Amazon EC2 (Elastic Compute Cloud)

What it is

  • EC2 = Elastic Compute Cloud → AWS’s most popular IaaS (Infrastructure as a Service) offering.
  • With EC2, you can:
    • Rent virtual machines (instances).
    • Attach storage with EBS (Elastic Block Store) or EFS.
    • Distribute traffic with ELB (Elastic Load Balancing).
    • Scale automatically with Auto Scaling Groups (ASG).
  • Why it matters: Understanding EC2 is fundamental to understanding the AWS Cloud.

EC2 Sizing & Configuration Options

When launching an EC2 instance, you configure:

  • Operating System (OS): Linux, Windows, or macOS.
  • CPU: Number of vCPUs and compute power.
  • Memory (RAM): Amount of memory allocated.
  • Storage Options:
    • Network-attached storage: EBS or EFS.
    • Instance Store (local hardware): Temporary but very fast.
  • Networking: Network card bandwidth, public IP address.
  • Firewall: Security Groups control inbound/outbound traffic.
  • Bootstrap Scripts: EC2 User Data can configure the instance at first launch (e.g., install packages, run setup commands).

💡 Exam Tip:

  • Security Groups = virtual firewalls.
  • EC2 User Data = automation at first boot.

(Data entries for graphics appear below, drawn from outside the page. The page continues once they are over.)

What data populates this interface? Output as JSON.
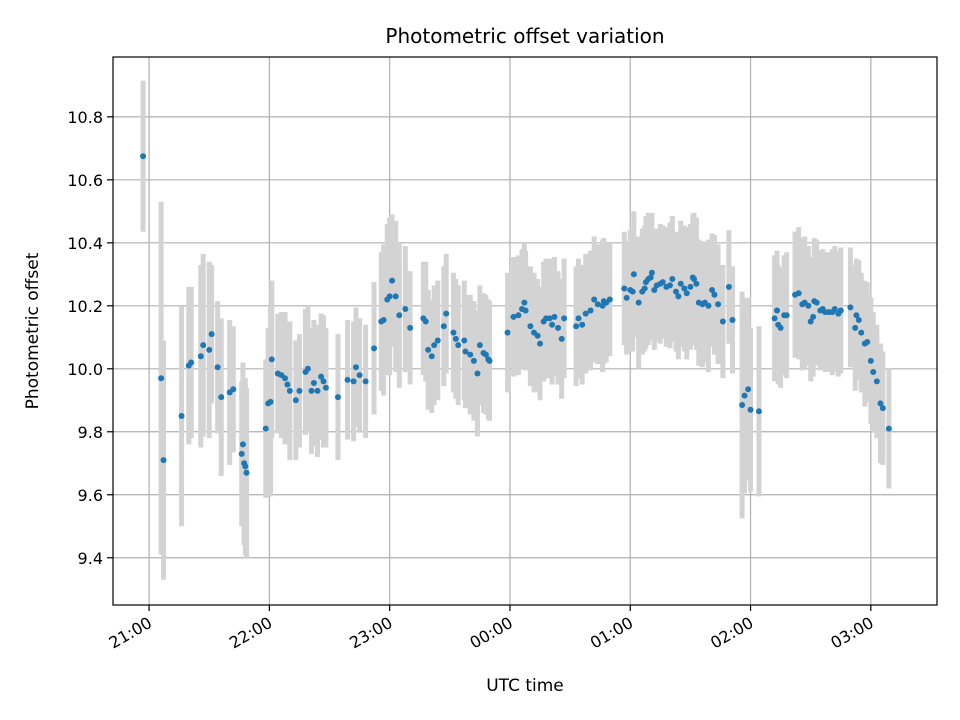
{
  "chart_data": {
    "type": "scatter",
    "title": "Photometric offset variation",
    "xlabel": "UTC time",
    "ylabel": "Photometric offset",
    "x_tick_labels": [
      "21:00",
      "22:00",
      "23:00",
      "00:00",
      "01:00",
      "02:00",
      "03:00"
    ],
    "x_tick_values_hours": [
      0,
      1,
      2,
      3,
      4,
      5,
      6
    ],
    "x_axis_unit": "hours after 21:00 UTC",
    "xlim_hours": [
      -0.3,
      6.55
    ],
    "y_ticks": [
      9.4,
      9.6,
      9.8,
      10.0,
      10.2,
      10.4,
      10.6,
      10.8
    ],
    "ylim": [
      9.25,
      10.99
    ],
    "grid": true,
    "colors": {
      "points": "#1f77b4",
      "errorbars": "#d3d3d3",
      "grid": "#b0b0b0"
    },
    "series": [
      {
        "points": [
          [
            -0.05,
            10.675,
            0.24
          ],
          [
            0.1,
            9.97,
            0.56
          ],
          [
            0.12,
            9.71,
            0.38
          ],
          [
            0.27,
            9.85,
            0.35
          ],
          [
            0.33,
            10.01,
            0.25
          ],
          [
            0.35,
            10.02,
            0.24
          ],
          [
            0.43,
            10.04,
            0.29
          ],
          [
            0.45,
            10.075,
            0.29
          ],
          [
            0.5,
            10.06,
            0.28
          ],
          [
            0.52,
            10.11,
            0.22
          ],
          [
            0.57,
            10.005,
            0.21
          ],
          [
            0.6,
            9.91,
            0.25
          ],
          [
            0.67,
            9.925,
            0.23
          ],
          [
            0.7,
            9.935,
            0.2
          ],
          [
            0.77,
            9.73,
            0.23
          ],
          [
            0.78,
            9.76,
            0.26
          ],
          [
            0.79,
            9.7,
            0.26
          ],
          [
            0.8,
            9.69,
            0.28
          ],
          [
            0.81,
            9.67,
            0.27
          ],
          [
            0.97,
            9.81,
            0.22
          ],
          [
            0.99,
            9.89,
            0.24
          ],
          [
            1.01,
            9.895,
            0.3
          ],
          [
            1.02,
            10.03,
            0.25
          ],
          [
            1.07,
            9.985,
            0.19
          ],
          [
            1.1,
            9.98,
            0.2
          ],
          [
            1.13,
            9.97,
            0.21
          ],
          [
            1.15,
            9.95,
            0.18
          ],
          [
            1.17,
            9.93,
            0.22
          ],
          [
            1.22,
            9.9,
            0.19
          ],
          [
            1.25,
            9.93,
            0.18
          ],
          [
            1.3,
            9.99,
            0.2
          ],
          [
            1.32,
            10.0,
            0.2
          ],
          [
            1.35,
            9.93,
            0.2
          ],
          [
            1.37,
            9.955,
            0.2
          ],
          [
            1.4,
            9.93,
            0.21
          ],
          [
            1.43,
            9.975,
            0.2
          ],
          [
            1.45,
            9.96,
            0.21
          ],
          [
            1.47,
            9.94,
            0.19
          ],
          [
            1.57,
            9.91,
            0.2
          ],
          [
            1.65,
            9.965,
            0.19
          ],
          [
            1.7,
            9.96,
            0.19
          ],
          [
            1.72,
            10.005,
            0.19
          ],
          [
            1.75,
            9.98,
            0.18
          ],
          [
            1.8,
            9.96,
            0.18
          ],
          [
            1.87,
            10.065,
            0.21
          ],
          [
            1.93,
            10.15,
            0.22
          ],
          [
            1.95,
            10.155,
            0.24
          ],
          [
            1.98,
            10.22,
            0.24
          ],
          [
            2.0,
            10.23,
            0.25
          ],
          [
            2.02,
            10.28,
            0.21
          ],
          [
            2.05,
            10.23,
            0.24
          ],
          [
            2.08,
            10.17,
            0.23
          ],
          [
            2.13,
            10.19,
            0.2
          ],
          [
            2.17,
            10.13,
            0.18
          ],
          [
            2.28,
            10.16,
            0.18
          ],
          [
            2.3,
            10.15,
            0.19
          ],
          [
            2.32,
            10.06,
            0.19
          ],
          [
            2.35,
            10.04,
            0.18
          ],
          [
            2.37,
            10.075,
            0.19
          ],
          [
            2.4,
            10.09,
            0.19
          ],
          [
            2.45,
            10.135,
            0.19
          ],
          [
            2.47,
            10.175,
            0.19
          ],
          [
            2.53,
            10.115,
            0.19
          ],
          [
            2.55,
            10.095,
            0.19
          ],
          [
            2.57,
            10.075,
            0.19
          ],
          [
            2.62,
            10.09,
            0.19
          ],
          [
            2.63,
            10.055,
            0.18
          ],
          [
            2.67,
            10.045,
            0.19
          ],
          [
            2.7,
            10.025,
            0.19
          ],
          [
            2.73,
            9.985,
            0.2
          ],
          [
            2.75,
            10.075,
            0.19
          ],
          [
            2.78,
            10.05,
            0.19
          ],
          [
            2.8,
            10.045,
            0.19
          ],
          [
            2.82,
            10.03,
            0.19
          ],
          [
            2.83,
            10.025,
            0.19
          ],
          [
            2.98,
            10.115,
            0.19
          ],
          [
            3.03,
            10.165,
            0.19
          ],
          [
            3.07,
            10.17,
            0.19
          ],
          [
            3.1,
            10.19,
            0.19
          ],
          [
            3.12,
            10.21,
            0.19
          ],
          [
            3.13,
            10.185,
            0.19
          ],
          [
            3.17,
            10.135,
            0.19
          ],
          [
            3.2,
            10.115,
            0.19
          ],
          [
            3.23,
            10.105,
            0.18
          ],
          [
            3.25,
            10.08,
            0.18
          ],
          [
            3.28,
            10.15,
            0.19
          ],
          [
            3.3,
            10.16,
            0.19
          ],
          [
            3.33,
            10.16,
            0.19
          ],
          [
            3.35,
            10.14,
            0.19
          ],
          [
            3.37,
            10.165,
            0.19
          ],
          [
            3.4,
            10.13,
            0.18
          ],
          [
            3.43,
            10.095,
            0.19
          ],
          [
            3.45,
            10.16,
            0.19
          ],
          [
            3.55,
            10.135,
            0.19
          ],
          [
            3.57,
            10.16,
            0.19
          ],
          [
            3.6,
            10.14,
            0.19
          ],
          [
            3.63,
            10.175,
            0.19
          ],
          [
            3.67,
            10.185,
            0.19
          ],
          [
            3.7,
            10.22,
            0.2
          ],
          [
            3.73,
            10.205,
            0.19
          ],
          [
            3.77,
            10.2,
            0.21
          ],
          [
            3.78,
            10.215,
            0.2
          ],
          [
            3.8,
            10.21,
            0.19
          ],
          [
            3.83,
            10.22,
            0.18
          ],
          [
            3.95,
            10.255,
            0.18
          ],
          [
            3.97,
            10.225,
            0.18
          ],
          [
            4.0,
            10.25,
            0.19
          ],
          [
            4.02,
            10.245,
            0.19
          ],
          [
            4.03,
            10.3,
            0.2
          ],
          [
            4.07,
            10.21,
            0.21
          ],
          [
            4.1,
            10.245,
            0.2
          ],
          [
            4.12,
            10.255,
            0.2
          ],
          [
            4.13,
            10.275,
            0.21
          ],
          [
            4.15,
            10.285,
            0.21
          ],
          [
            4.17,
            10.29,
            0.2
          ],
          [
            4.18,
            10.305,
            0.19
          ],
          [
            4.2,
            10.25,
            0.19
          ],
          [
            4.22,
            10.265,
            0.18
          ],
          [
            4.25,
            10.27,
            0.19
          ],
          [
            4.27,
            10.275,
            0.18
          ],
          [
            4.3,
            10.26,
            0.19
          ],
          [
            4.33,
            10.265,
            0.2
          ],
          [
            4.35,
            10.285,
            0.2
          ],
          [
            4.38,
            10.245,
            0.19
          ],
          [
            4.4,
            10.23,
            0.2
          ],
          [
            4.42,
            10.27,
            0.2
          ],
          [
            4.45,
            10.255,
            0.2
          ],
          [
            4.47,
            10.24,
            0.21
          ],
          [
            4.5,
            10.26,
            0.2
          ],
          [
            4.52,
            10.29,
            0.2
          ],
          [
            4.53,
            10.285,
            0.21
          ],
          [
            4.55,
            10.27,
            0.21
          ],
          [
            4.57,
            10.21,
            0.2
          ],
          [
            4.6,
            10.205,
            0.2
          ],
          [
            4.62,
            10.21,
            0.19
          ],
          [
            4.65,
            10.2,
            0.21
          ],
          [
            4.68,
            10.25,
            0.18
          ],
          [
            4.7,
            10.235,
            0.19
          ],
          [
            4.73,
            10.205,
            0.19
          ],
          [
            4.77,
            10.15,
            0.18
          ],
          [
            4.82,
            10.26,
            0.18
          ],
          [
            4.85,
            10.155,
            0.17
          ],
          [
            4.93,
            9.885,
            0.36
          ],
          [
            4.95,
            9.915,
            0.31
          ],
          [
            4.98,
            9.935,
            0.29
          ],
          [
            5.0,
            9.87,
            0.26
          ],
          [
            5.07,
            9.865,
            0.27
          ],
          [
            5.2,
            10.16,
            0.2
          ],
          [
            5.22,
            10.185,
            0.19
          ],
          [
            5.23,
            10.14,
            0.19
          ],
          [
            5.25,
            10.13,
            0.19
          ],
          [
            5.28,
            10.17,
            0.19
          ],
          [
            5.3,
            10.17,
            0.2
          ],
          [
            5.37,
            10.235,
            0.2
          ],
          [
            5.4,
            10.24,
            0.21
          ],
          [
            5.43,
            10.205,
            0.21
          ],
          [
            5.45,
            10.21,
            0.21
          ],
          [
            5.48,
            10.2,
            0.19
          ],
          [
            5.5,
            10.15,
            0.19
          ],
          [
            5.52,
            10.165,
            0.19
          ],
          [
            5.53,
            10.215,
            0.2
          ],
          [
            5.55,
            10.21,
            0.2
          ],
          [
            5.58,
            10.185,
            0.19
          ],
          [
            5.6,
            10.19,
            0.19
          ],
          [
            5.62,
            10.18,
            0.19
          ],
          [
            5.65,
            10.18,
            0.19
          ],
          [
            5.68,
            10.18,
            0.2
          ],
          [
            5.7,
            10.19,
            0.2
          ],
          [
            5.73,
            10.175,
            0.2
          ],
          [
            5.75,
            10.185,
            0.2
          ],
          [
            5.83,
            10.195,
            0.19
          ],
          [
            5.87,
            10.13,
            0.2
          ],
          [
            5.88,
            10.17,
            0.18
          ],
          [
            5.9,
            10.155,
            0.19
          ],
          [
            5.92,
            10.115,
            0.19
          ],
          [
            5.95,
            10.08,
            0.2
          ],
          [
            5.97,
            10.085,
            0.19
          ],
          [
            6.0,
            10.025,
            0.2
          ],
          [
            6.02,
            9.99,
            0.19
          ],
          [
            6.05,
            9.96,
            0.18
          ],
          [
            6.08,
            9.89,
            0.19
          ],
          [
            6.1,
            9.875,
            0.18
          ],
          [
            6.15,
            9.81,
            0.19
          ]
        ]
      }
    ]
  }
}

Amazon’s Hardware for AI & ML

For machine learning workloads, AWS offers specialized EC2 families and custom silicon:

GPU Instances

  • P-series (P3, P4, P5): Optimized for deep learning training.
  • G-series (G3–G6): Graphics, inference, and virtual desktops.

AWS Trainium

  • Custom ML training chip designed for deep learning models with 100B+ parameters.
  • Trn1 instances have up to 16 Trainium accelerators.
  • 50% lower training cost compared to GPU-based instances.

AWS Inferentia

  • Custom inference chip optimized for performance and cost.
  • Powers Inf1 and Inf2 instances.
  • Provides up to 4x throughput and 70% cost savings over GPUs.

👉 Exam Tip:

  • Trainium (Trn1) = Training at scale, lower cost.
  • Inferentia (Inf1/Inf2) = High-performance, low-cost inference.
  • Both have lowest environmental footprint → “green AI hardware.”

Key Takeaways for the Exam

  • EC2 = Virtual servers in the cloud.
  • Storage: EBS/EFS for persistent storage, Instance Store for temporary high-speed storage.
  • ELB & ASG: Scaling and load balancing.
  • Security Group: Acts as firewall.
  • User Data: Automates setup at instance launch.
  • AI Workloads:
    • GPU Instances (P, G series) for ML/DL.
    • Trainium (Trn1) for training.
    • Inferentia (Inf1/Inf2) for inference.

💡 Common Exam Question Patterns:

  • “Which instance type is best for large-scale ML model training?” → Trn1 (Trainium).
  • “Which service provides cost-effective inference at scale?” → Inferentia.
  • “Where do you configure startup scripts for EC2?” → EC2 User Data.